Knowledge-Based RL exists as a branch of RL that incorporates knowledge with RL. Generally, we can see that KBRL tries to evolve RL into a more "human-like" approach. I find this concept fascinating and I think much of the AI community would find interest in such due to the goal of reaching AGI. Of course, a mere sophomore-undergrad isn't going to solve AGI, but I hope to gain more experience in these "human-like" concepts throughout my next few years, and I'll work on continuing this path during grad school!

❤ References

[1] Icarte et al. Reward Machines: Exploiting Reward Function Structure in Reinforcement Learning. 2022.
[2] Rudin et al. Learning to Walk in Minutes Using Massively Parallel Deep Reinforcement Learning. 2022.
[3] KBRL Workshop. IJCAI-PRICAI. 2020.
[4] Kimura et al. Reinforcement Learning with External Knowledge by using Logical Neural Networks. 2021.
[5] Singh et al. COG: Connecting New Skills to Past Experience with Offline Reinforcement Learning. 2020.

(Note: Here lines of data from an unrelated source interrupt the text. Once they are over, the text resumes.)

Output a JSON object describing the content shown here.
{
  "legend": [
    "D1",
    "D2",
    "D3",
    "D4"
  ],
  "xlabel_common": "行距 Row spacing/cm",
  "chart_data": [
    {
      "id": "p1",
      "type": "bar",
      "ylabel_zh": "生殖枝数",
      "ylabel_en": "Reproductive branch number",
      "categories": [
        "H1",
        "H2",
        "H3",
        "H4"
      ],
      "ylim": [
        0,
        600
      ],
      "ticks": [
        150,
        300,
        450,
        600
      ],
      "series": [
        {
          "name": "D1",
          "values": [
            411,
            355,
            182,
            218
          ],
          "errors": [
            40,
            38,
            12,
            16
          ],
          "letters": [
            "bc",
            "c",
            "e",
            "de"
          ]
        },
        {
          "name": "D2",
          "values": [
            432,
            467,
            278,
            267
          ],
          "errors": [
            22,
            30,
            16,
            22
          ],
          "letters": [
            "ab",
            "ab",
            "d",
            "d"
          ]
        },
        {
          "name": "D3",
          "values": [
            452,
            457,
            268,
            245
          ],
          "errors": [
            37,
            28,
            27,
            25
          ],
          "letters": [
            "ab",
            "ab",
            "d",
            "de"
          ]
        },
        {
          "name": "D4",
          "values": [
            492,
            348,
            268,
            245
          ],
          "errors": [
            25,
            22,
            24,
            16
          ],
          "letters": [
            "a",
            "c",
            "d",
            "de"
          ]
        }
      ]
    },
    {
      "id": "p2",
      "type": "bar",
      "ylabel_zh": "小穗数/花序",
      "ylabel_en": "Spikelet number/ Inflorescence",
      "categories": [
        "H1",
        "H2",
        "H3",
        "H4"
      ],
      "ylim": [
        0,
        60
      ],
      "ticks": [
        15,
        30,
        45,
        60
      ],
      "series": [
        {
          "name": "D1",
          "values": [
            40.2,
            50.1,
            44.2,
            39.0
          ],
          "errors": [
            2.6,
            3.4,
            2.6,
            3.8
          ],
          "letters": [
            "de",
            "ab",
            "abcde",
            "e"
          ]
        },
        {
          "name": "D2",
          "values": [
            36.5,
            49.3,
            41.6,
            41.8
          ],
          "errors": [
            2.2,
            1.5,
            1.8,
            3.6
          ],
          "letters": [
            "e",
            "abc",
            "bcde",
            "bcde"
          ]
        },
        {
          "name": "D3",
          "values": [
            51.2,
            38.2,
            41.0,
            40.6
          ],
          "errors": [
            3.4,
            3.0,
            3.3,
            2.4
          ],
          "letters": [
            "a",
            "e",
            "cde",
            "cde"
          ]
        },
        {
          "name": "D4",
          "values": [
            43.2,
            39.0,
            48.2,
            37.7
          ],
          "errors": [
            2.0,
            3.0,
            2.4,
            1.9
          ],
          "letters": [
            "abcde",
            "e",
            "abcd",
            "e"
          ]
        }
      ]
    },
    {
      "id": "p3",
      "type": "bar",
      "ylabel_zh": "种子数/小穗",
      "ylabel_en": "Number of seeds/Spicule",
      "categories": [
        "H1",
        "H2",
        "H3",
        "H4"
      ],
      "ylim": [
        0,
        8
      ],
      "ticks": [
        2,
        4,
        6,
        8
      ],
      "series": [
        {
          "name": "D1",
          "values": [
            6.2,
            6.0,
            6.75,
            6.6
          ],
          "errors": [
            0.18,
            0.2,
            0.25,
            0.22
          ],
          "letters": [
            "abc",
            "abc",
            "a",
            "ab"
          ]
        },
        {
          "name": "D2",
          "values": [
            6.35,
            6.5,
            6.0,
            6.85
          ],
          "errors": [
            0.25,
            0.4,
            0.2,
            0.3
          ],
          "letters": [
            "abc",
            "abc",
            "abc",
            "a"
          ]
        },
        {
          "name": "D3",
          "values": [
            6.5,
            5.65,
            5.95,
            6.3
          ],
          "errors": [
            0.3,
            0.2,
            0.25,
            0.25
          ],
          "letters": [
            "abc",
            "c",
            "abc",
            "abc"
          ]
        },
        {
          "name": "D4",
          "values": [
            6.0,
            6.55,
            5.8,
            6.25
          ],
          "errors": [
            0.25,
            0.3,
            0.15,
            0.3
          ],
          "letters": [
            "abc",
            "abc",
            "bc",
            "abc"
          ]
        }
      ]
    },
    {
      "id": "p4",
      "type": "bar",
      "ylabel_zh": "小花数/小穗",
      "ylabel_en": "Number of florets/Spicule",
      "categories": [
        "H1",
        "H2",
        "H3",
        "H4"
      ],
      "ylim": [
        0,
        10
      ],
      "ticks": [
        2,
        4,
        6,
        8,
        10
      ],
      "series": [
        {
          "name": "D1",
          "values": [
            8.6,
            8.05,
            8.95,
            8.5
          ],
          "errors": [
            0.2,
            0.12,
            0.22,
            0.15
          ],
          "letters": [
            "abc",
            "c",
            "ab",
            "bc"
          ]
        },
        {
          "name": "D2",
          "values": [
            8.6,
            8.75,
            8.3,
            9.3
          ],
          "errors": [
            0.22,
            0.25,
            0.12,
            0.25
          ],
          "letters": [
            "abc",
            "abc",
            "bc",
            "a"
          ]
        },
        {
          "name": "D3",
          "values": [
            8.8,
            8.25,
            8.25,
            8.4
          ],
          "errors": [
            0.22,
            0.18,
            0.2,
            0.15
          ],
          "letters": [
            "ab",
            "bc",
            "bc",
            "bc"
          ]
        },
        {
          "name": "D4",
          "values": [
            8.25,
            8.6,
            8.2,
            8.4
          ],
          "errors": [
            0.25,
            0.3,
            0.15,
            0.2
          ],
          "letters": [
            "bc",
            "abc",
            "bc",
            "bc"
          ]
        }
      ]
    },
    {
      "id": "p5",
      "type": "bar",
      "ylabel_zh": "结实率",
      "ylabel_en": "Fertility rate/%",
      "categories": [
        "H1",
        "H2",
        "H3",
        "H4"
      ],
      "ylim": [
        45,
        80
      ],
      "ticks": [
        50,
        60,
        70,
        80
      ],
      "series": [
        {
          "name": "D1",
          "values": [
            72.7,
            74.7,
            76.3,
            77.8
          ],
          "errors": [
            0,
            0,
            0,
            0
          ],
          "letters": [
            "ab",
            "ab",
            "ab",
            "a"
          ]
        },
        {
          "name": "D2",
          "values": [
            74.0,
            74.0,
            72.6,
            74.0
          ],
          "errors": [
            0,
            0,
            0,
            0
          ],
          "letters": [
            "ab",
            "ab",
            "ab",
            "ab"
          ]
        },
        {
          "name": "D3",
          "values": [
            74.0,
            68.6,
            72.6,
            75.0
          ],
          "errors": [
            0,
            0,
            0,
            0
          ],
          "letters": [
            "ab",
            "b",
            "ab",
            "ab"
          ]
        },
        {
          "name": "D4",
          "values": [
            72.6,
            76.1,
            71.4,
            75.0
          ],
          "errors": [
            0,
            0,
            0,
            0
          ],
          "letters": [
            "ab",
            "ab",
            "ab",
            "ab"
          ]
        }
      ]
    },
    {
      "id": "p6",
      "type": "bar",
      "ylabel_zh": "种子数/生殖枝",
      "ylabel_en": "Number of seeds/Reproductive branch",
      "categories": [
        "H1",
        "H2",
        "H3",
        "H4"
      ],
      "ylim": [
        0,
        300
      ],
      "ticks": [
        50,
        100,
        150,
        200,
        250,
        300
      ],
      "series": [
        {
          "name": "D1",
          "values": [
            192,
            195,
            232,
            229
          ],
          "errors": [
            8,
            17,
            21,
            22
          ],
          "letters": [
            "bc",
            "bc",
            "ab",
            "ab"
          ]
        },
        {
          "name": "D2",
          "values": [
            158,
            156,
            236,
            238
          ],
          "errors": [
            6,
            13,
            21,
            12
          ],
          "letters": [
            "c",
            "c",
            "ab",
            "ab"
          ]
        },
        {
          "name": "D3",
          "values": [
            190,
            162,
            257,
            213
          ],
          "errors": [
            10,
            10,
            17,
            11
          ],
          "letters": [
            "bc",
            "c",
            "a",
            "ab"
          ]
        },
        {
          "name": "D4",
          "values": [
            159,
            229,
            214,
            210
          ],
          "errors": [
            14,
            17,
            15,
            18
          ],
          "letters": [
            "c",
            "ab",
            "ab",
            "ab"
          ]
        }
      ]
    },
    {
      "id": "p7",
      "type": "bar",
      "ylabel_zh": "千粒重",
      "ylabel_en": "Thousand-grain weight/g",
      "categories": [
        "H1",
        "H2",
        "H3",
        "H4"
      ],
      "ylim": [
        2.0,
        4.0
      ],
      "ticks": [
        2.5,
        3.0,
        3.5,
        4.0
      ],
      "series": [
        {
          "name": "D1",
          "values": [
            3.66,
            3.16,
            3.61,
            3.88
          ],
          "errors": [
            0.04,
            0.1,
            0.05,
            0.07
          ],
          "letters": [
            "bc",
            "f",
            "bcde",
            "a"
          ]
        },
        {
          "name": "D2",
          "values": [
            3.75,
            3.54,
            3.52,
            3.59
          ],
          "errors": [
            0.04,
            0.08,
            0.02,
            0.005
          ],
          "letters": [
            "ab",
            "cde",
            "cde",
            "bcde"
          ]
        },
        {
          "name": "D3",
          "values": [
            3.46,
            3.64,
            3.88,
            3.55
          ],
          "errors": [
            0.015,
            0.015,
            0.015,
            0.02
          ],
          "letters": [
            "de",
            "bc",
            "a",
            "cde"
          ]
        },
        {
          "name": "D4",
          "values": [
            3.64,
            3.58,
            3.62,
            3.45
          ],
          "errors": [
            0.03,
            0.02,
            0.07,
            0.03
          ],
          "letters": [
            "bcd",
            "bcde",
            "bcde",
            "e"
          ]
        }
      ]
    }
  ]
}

[6] Narita and Kimura. Learning from Failure: Introducing Failure Ratio in Reinforcement Learning. 2020.
[7] García and Fernández. A Comprehensive Survey on Safe Reinforcement Learning. 2015.
[8] Zhang and Sridharan. A survey of knowledge-based sequential decision-makingunder uncertainty. 2022.
[9] Silver et al. Mastering the game of Go with deep neural networks and tree search. 2016.